Share via


Microsoft SharePoint connector reference

Important

The Microsoft SharePoint connector is in Beta.

This page contains reference material for the Microsoft SharePoint connector in Databricks Lakeflow Connect.

Ingested data format

The ingested data lands in the following format. A site in SharePoint maps to a schema in Azure Databricks. A drive in the SharePoint site maps to a table in the destination schema.

Field Type Description
file_id String The unique SharePoint identifier of the file.
file_metadata Struct Contains generic file metadata:
  • name (string): The name of the file, as it appears in SharePoint.
  • size_in_bytes (bigint): The size of the file.
  • created_timestamp (timestamp): The timestamp at which the file was created in SharePoint.
  • last_modified_timestamp (timestamp): The timestamp at which the file was last modified in SharePoint.
source_metadata Struct Contains SharePoint-specific metadata for the file:
  • site_id (string): The SharePoint site identifier.
  • drive_id (string): The SharePoint drive identifier.
  • file_folder_path (string): The file path of the file in SharePoint (for example, /drives/d1/root:/folder1).
  • quick_xor_hash (string): A custom hash provided by Microsoft that can be used to validate that your downloaded content is accurate.

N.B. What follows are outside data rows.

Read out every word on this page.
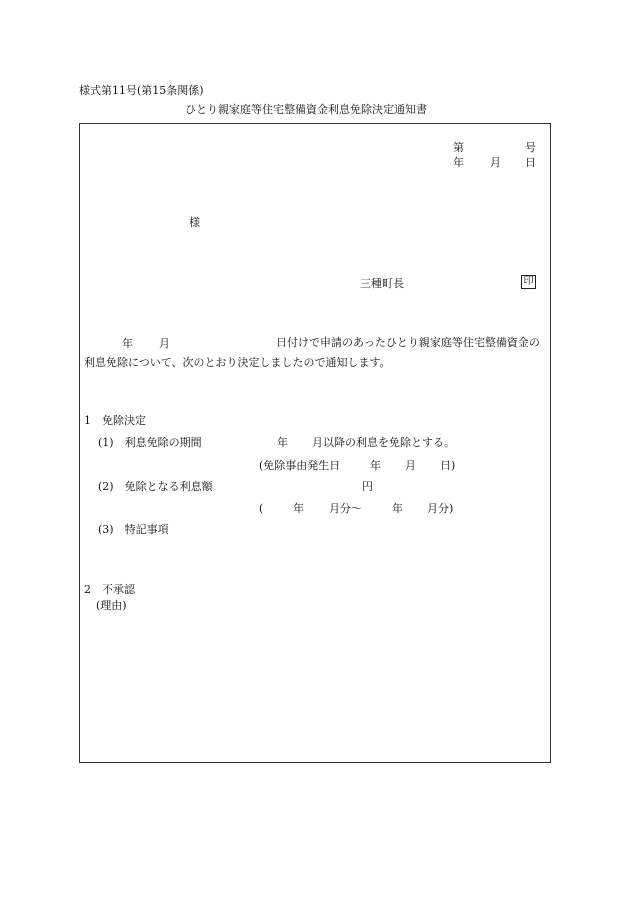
様式第11号(第15条関係)
ひとり親家庭等住宅整備資金利息免除決定通知書
第	号
年 月 日
様
三種町長	印
年 月	日付けで申請のあったひとり親家庭等住宅整備資金の利息免除について、次のとおり決定しましたので通知します。
1　免除決定
(1)　利息免除の期間	年 月以降の利息を免除とする。
(免除事由発生日	年 月 日)
(2)　免除となる利息額	円
(	年 月分～	年 月分)
(3)　特記事項
2　不承認
(理由)
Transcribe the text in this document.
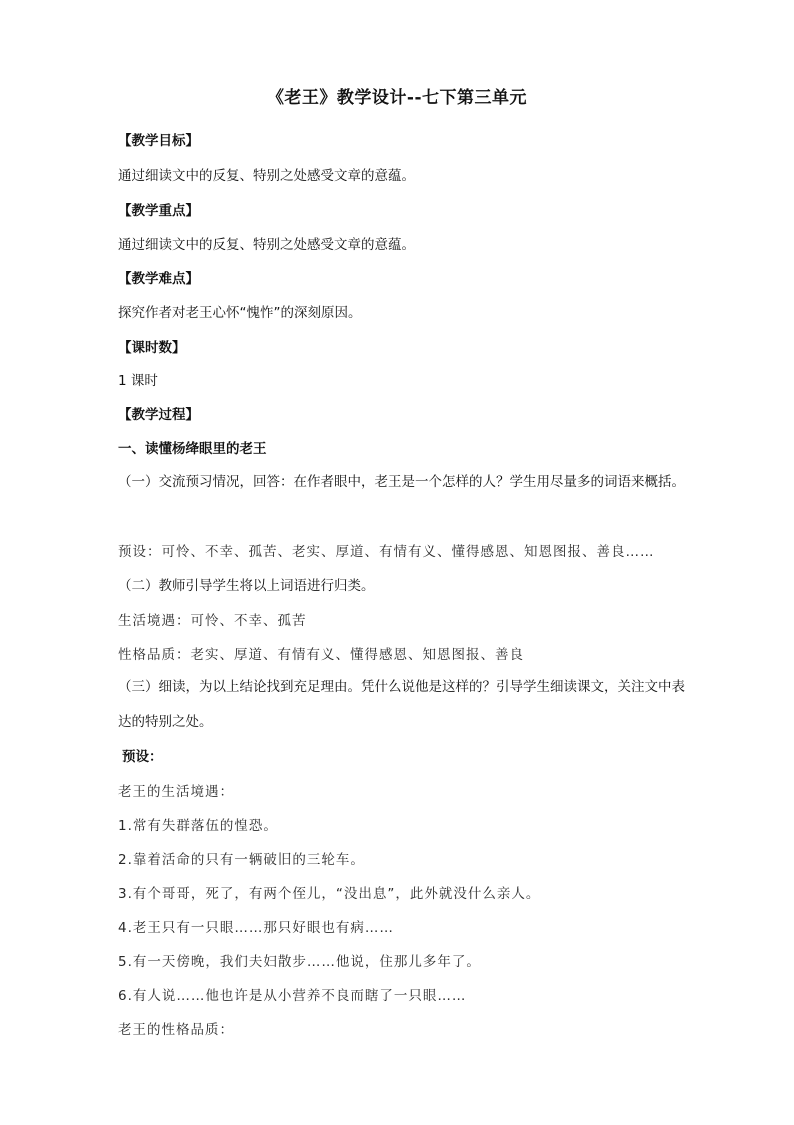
《老王》教学设计--七下第三单元
【教学目标】
通过细读文中的反复、特别之处感受文章的意蕴。
【教学重点】
通过细读文中的反复、特别之处感受文章的意蕴。
【教学难点】
探究作者对老王心怀“愧怍”的深刻原因。
【课时数】
1 课时
【教学过程】
一、读懂杨绛眼里的老王
（一）交流预习情况，回答：在作者眼中，老王是一个怎样的人？学生用尽量多的词语来概括。
预设：可怜、不幸、孤苦、老实、厚道、有情有义、懂得感恩、知恩图报、善良……
（二）教师引导学生将以上词语进行归类。
生活境遇：可怜、不幸、孤苦
性格品质：老实、厚道、有情有义、懂得感恩、知恩图报、善良
（三）细读，为以上结论找到充足理由。凭什么说他是这样的？引导学生细读课文，关注文中表达的特别之处。
预设：
老王的生活境遇：
1.常有失群落伍的惶恐。
2.靠着活命的只有一辆破旧的三轮车。
3.有个哥哥，死了，有两个侄儿，“没出息”，此外就没什么亲人。
4.老王只有一只眼……那只好眼也有病……
5.有一天傍晚，我们夫妇散步……他说，住那儿多年了。
6.有人说……他也许是从小营养不良而瞎了一只眼……
老王的性格品质：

This value can be NULL (for example, if the format does not support hashing). See Code Snippets: QuickXorHash Algorithm in the Microsoft documentation.
    mime_type (string): The MIME type (format) of the file.
  • web_url (string): A link to the file in SharePoint.
content Struct Contains file content. Databricks does not recommend accessing this struct directly. Instead, access it using the UDFs in Downstream RAG use case.
sequence_id Long A sequencing key for ordering different versions of the same file.
is_deleted Boolean Ignore this column. The value will always be false. If you need to identify deleted columns, Databricks recommends enabling SCD type 2 and using the \_\_END_AT column.